Using Solrj – A short guide to getting started with Solrj

As Solrj – The Java Interface for Solr – is slated for being released together with Solr 1.3, it’s time to take a closer look! Solrj is the preferred, easiest way of talking to a Solr server from Java (unless you’re using Embedded Solr). This way you get everything in a neat little package, and can avoid parsing and working with XML etc directly. Everything is tucked neatly away under a few classes, and since the web generally lacks a good example of how to use SolrJ, I’m going to share a small class I wrote for testing the data we were indexing at work. As Solr 1.2 is the currently most recent version available at apache.org, you’ll have to take a look at the Apache Solr Nightly Builds website and download the latest version. The documentation is also contained in the archive, so if you’re going to do any serious solrj development, this is the place to do it.

Oh well, enough of that, let’s cut to the chase. We start by creating a CommonsHttpSolrServer instance, which we provide with the URL of our Solr server as the only argument in the constructor. You may also provide your own parsers, but I’ll leave that for those who need it. I don’t. By default your Solr-installation is running on port 8080 and under the solr directory, but you’ll have to accomodate your own setup here. I’ve included the complete source file for download.

  1. class SolrjTest
  2. {
  3.     public void query(String q)
  4.     {
  5.         CommonsHttpSolrServer server = null;
  6.  
  7.         try
  8.         {
  9.             server = new CommonsHttpSolrServer("http://localhost:8080/solr/");
  10.         }
  11.         catch(Exception e)
  12.         {
  13.             e.printStackTrace();
  14.         }

The next thing we’re going to do is to actually create the query we’re about to ask the Solr server about, and this means building a SolrQuery object. We simply instanciate the object and then start to set the query values to what we’re looking for. The setQueryType call can be dropped to use the default QueryType-handler, but as we currently use dismax, this is what I’ve used here. You can then also turn on Facet-ing (to create navigators/facets) and add the fields you want for those.

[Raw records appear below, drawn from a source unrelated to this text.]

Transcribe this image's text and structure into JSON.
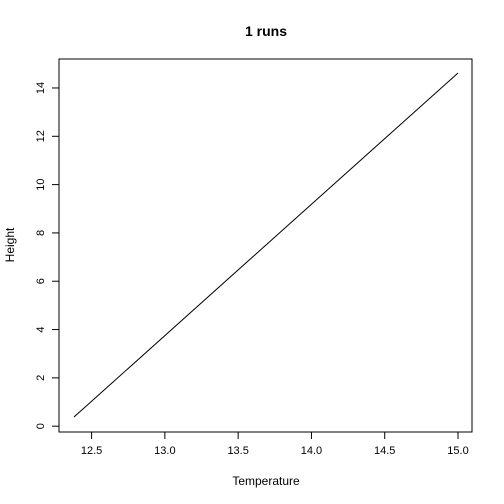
{
  "chart_data": {
    "type": "line",
    "title": "1 runs",
    "xlabel": "Temperature",
    "ylabel": "Height",
    "xlim": [
      12.38,
      15.0
    ],
    "ylim": [
      0.38,
      14.62
    ],
    "xticks": [
      12.5,
      13.0,
      13.5,
      14.0,
      14.5,
      15.0
    ],
    "xtick_labels": [
      "12.5",
      "13.0",
      "13.5",
      "14.0",
      "14.5",
      "15.0"
    ],
    "yticks": [
      0,
      2,
      4,
      6,
      8,
      10,
      12,
      14
    ],
    "ytick_labels": [
      "0",
      "2",
      "4",
      "6",
      "8",
      "10",
      "12",
      "14"
    ],
    "grid": false,
    "series": [
      {
        "color": "#000000",
        "x": [
          12.38,
          15.0
        ],
        "y": [
          0.38,
          14.62
        ]
      }
    ]
  }
}
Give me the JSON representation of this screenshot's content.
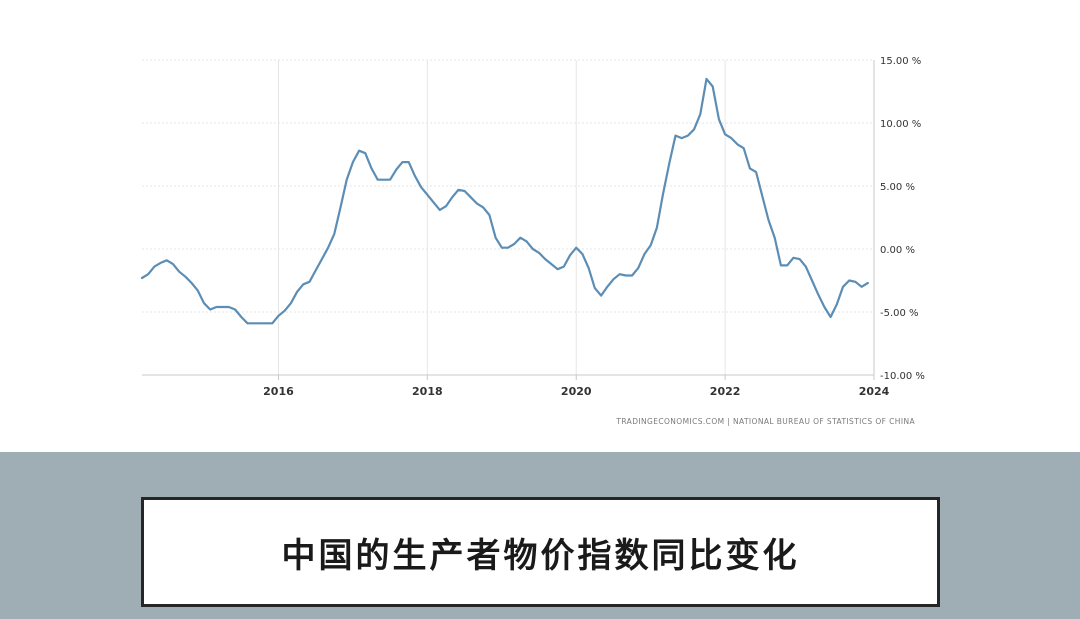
{
  "caption": "中国的生产者物价指数同比变化",
  "source": "TRADINGECONOMICS.COM | NATIONAL BUREAU OF STATISTICS OF CHINA",
  "colors": {
    "line": "#5b8db5",
    "grid": "#e6e6e6",
    "axis": "#c8c8c8",
    "band": "#9eaeb4",
    "caption_border": "#262626"
  },
  "chart_data": {
    "type": "line",
    "title": "",
    "xlabel": "",
    "ylabel": "",
    "y_unit": "%",
    "ylim": [
      -10,
      15
    ],
    "yticks": [
      15,
      10,
      5,
      0,
      -5,
      -10
    ],
    "ytick_labels": [
      "15.00 %",
      "10.00 %",
      "5.00 %",
      "0.00 %",
      "-5.00 %",
      "-10.00 %"
    ],
    "xlim": [
      "2014-03",
      "2024-01"
    ],
    "xticks": [
      "2016-01",
      "2018-01",
      "2020-01",
      "2022-01",
      "2024-01"
    ],
    "xtick_labels": [
      "2016",
      "2018",
      "2020",
      "2022",
      "2024"
    ],
    "grid": true,
    "series": [
      {
        "x": [
          "2014-03",
          "2014-04",
          "2014-05",
          "2014-06",
          "2014-07",
          "2014-08",
          "2014-09",
          "2014-10",
          "2014-11",
          "2014-12",
          "2015-01",
          "2015-02",
          "2015-03",
          "2015-04",
          "2015-05",
          "2015-06",
          "2015-07",
          "2015-08",
          "2015-09",
          "2015-10",
          "2015-11",
          "2015-12",
          "2016-01",
          "2016-02",
          "2016-03",
          "2016-04",
          "2016-05",
          "2016-06",
          "2016-07",
          "2016-08",
          "2016-09",
          "2016-10",
          "2016-11",
          "2016-12",
          "2017-01",
          "2017-02",
          "2017-03",
          "2017-04",
          "2017-05",
          "2017-06",
          "2017-07",
          "2017-08",
          "2017-09",
          "2017-10",
          "2017-11",
          "2017-12",
          "2018-01",
          "2018-02",
          "2018-03",
          "2018-04",
          "2018-05",
          "2018-06",
          "2018-07",
          "2018-08",
          "2018-09",
          "2018-10",
          "2018-11",
          "2018-12",
          "2019-01",
          "2019-02",
          "2019-03",
          "2019-04",
          "2019-05",
          "2019-06",
          "2019-07",
          "2019-08",
          "2019-09",
          "2019-10",
          "2019-11",
          "2019-12",
          "2020-01",
          "2020-02",
          "2020-03",
          "2020-04",
          "2020-05",
          "2020-06",
          "2020-07",
          "2020-08",
          "2020-09",
          "2020-10",
          "2020-11",
          "2020-12",
          "2021-01",
          "2021-02",
          "2021-03",
          "2021-04",
          "2021-05",
          "2021-06",
          "2021-07",
          "2021-08",
          "2021-09",
          "2021-10",
          "2021-11",
          "2021-12",
          "2022-01",
          "2022-02",
          "2022-03",
          "2022-04",
          "2022-05",
          "2022-06",
          "2022-07",
          "2022-08",
          "2022-09",
          "2022-10",
          "2022-11",
          "2022-12",
          "2023-01",
          "2023-02",
          "2023-03",
          "2023-04",
          "2023-05",
          "2023-06",
          "2023-07",
          "2023-08",
          "2023-09",
          "2023-10",
          "2023-11",
          "2023-12"
        ],
        "values": [
          -2.3,
          -2.0,
          -1.4,
          -1.1,
          -0.9,
          -1.2,
          -1.8,
          -2.2,
          -2.7,
          -3.3,
          -4.3,
          -4.8,
          -4.6,
          -4.6,
          -4.6,
          -4.8,
          -5.4,
          -5.9,
          -5.9,
          -5.9,
          -5.9,
          -5.9,
          -5.3,
          -4.9,
          -4.3,
          -3.4,
          -2.8,
          -2.6,
          -1.7,
          -0.8,
          0.1,
          1.2,
          3.3,
          5.5,
          6.9,
          7.8,
          7.6,
          6.4,
          5.5,
          5.5,
          5.5,
          6.3,
          6.9,
          6.9,
          5.8,
          4.9,
          4.3,
          3.7,
          3.1,
          3.4,
          4.1,
          4.7,
          4.6,
          4.1,
          3.6,
          3.3,
          2.7,
          0.9,
          0.1,
          0.1,
          0.4,
          0.9,
          0.6,
          0.0,
          -0.3,
          -0.8,
          -1.2,
          -1.6,
          -1.4,
          -0.5,
          0.1,
          -0.4,
          -1.5,
          -3.1,
          -3.7,
          -3.0,
          -2.4,
          -2.0,
          -2.1,
          -2.1,
          -1.5,
          -0.4,
          0.3,
          1.7,
          4.4,
          6.8,
          9.0,
          8.8,
          9.0,
          9.5,
          10.7,
          13.5,
          12.9,
          10.3,
          9.1,
          8.8,
          8.3,
          8.0,
          6.4,
          6.1,
          4.2,
          2.3,
          0.9,
          -1.3,
          -1.3,
          -0.7,
          -0.8,
          -1.4,
          -2.5,
          -3.6,
          -4.6,
          -5.4,
          -4.4,
          -3.0,
          -2.5,
          -2.6,
          -3.0,
          -2.7
        ]
      }
    ]
  }
}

  1.         SolrQuery query = new SolrQuery();
  2.         query.setQuery(q);
  3.         query.setQueryType("dismax");
  4.         query.setFacet(true);
  5.         query.addFacetField("firstname");
  6.         query.addFacetField("lastname");
  7.         query.setFacetMinCount(2);
  8.         query.setIncludeScore(true);

Then we simply query the server by calling server.query, which takes our parameters, build the query URL, sends it to the server and parses the response for us.

  1.         try
  2.         {
  3.             QueryResponse qr = server.query(query);

This result can then be fetched by calling .getResults(); on the QueryResponse object; qr.

  1.             SolrDocumentList sdl = qr.getResults();

We then output the information fetched in the query. You can change this to print all fields or other stuff, but as this is a simple application for searching a database of names, we just collect the first and last name of each entry and print them out. Before we do that, we print a small header containing information about the query, such as the number of elements found and which element we started on.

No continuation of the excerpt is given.